The demand for the latest iPhone and iPad models makes it clear that re-launching the iPod doesn’t make sense from a revenue perspective, but with Apple’s reinvestment in music, could it find a way for iPod to work in 2021? This concept from OneAppleNews suggests that Apple should position the ‘new’ iPod as a music device – songs from Apple Music, audiobooks through the Books app and podcasts you subscribe too with Apple Podcasts.

Unlike the current iPod touch, which has the App Store and full functionality of iOS, Apple should put the music controls up front and center, and make AirPlay functionality, AirPods integration and links with its services very clear. The iPod should also support third-party music, podcast and audiobook apps, and like it does on iPhone, it must integrate it properly.

The design remains familiar to the iPod Classic, but integrates the scroll wheel from the new Apple TV Siri Remote, with Siri activation, back and forwards buttons, and play/pause. The middle part can also be used for the scroll wheel features, and is a significant upgrade from the last Classic model. Software should remain a focus and the small screen prevents too much information from being displayed at your fingertips. The music player, like on iPhone and iPad, should be prominent, and link in with Spotify, YouTube Music, Amazon Music and the rest.

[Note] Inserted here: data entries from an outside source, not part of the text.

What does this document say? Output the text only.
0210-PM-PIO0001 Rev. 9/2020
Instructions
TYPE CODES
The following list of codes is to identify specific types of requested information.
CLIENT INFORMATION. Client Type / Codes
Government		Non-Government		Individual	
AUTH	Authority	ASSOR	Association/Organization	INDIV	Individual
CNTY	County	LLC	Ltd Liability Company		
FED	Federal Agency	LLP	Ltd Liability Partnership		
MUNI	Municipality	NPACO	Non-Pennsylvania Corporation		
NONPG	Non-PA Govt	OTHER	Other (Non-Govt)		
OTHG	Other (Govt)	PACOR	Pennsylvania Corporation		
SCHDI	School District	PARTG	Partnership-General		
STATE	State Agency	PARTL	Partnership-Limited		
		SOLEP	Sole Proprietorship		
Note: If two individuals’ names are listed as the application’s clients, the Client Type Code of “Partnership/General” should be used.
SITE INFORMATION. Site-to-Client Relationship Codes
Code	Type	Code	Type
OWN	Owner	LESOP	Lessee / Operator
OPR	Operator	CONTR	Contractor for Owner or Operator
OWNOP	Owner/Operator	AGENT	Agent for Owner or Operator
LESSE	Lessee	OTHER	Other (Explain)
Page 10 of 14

Apple’s software innovations of the past five years, like AirPlay, to stream audio to smart TVs and speakers, seamless controls with AirPods, and the iCloud ecosystem, could see the return of the iPod in a form factor that’s more portable than ever.

But users want devices that can perform more than one operation, and that’s why the iPhone is now a camera, phone, gaming device and productivity machine, and Apple Watch a fitness, health and companion device. It’s also why the iPod, which lacks power, phone call capabilities and camera features, has been slowly discontinued, and why this idea probably won’t work.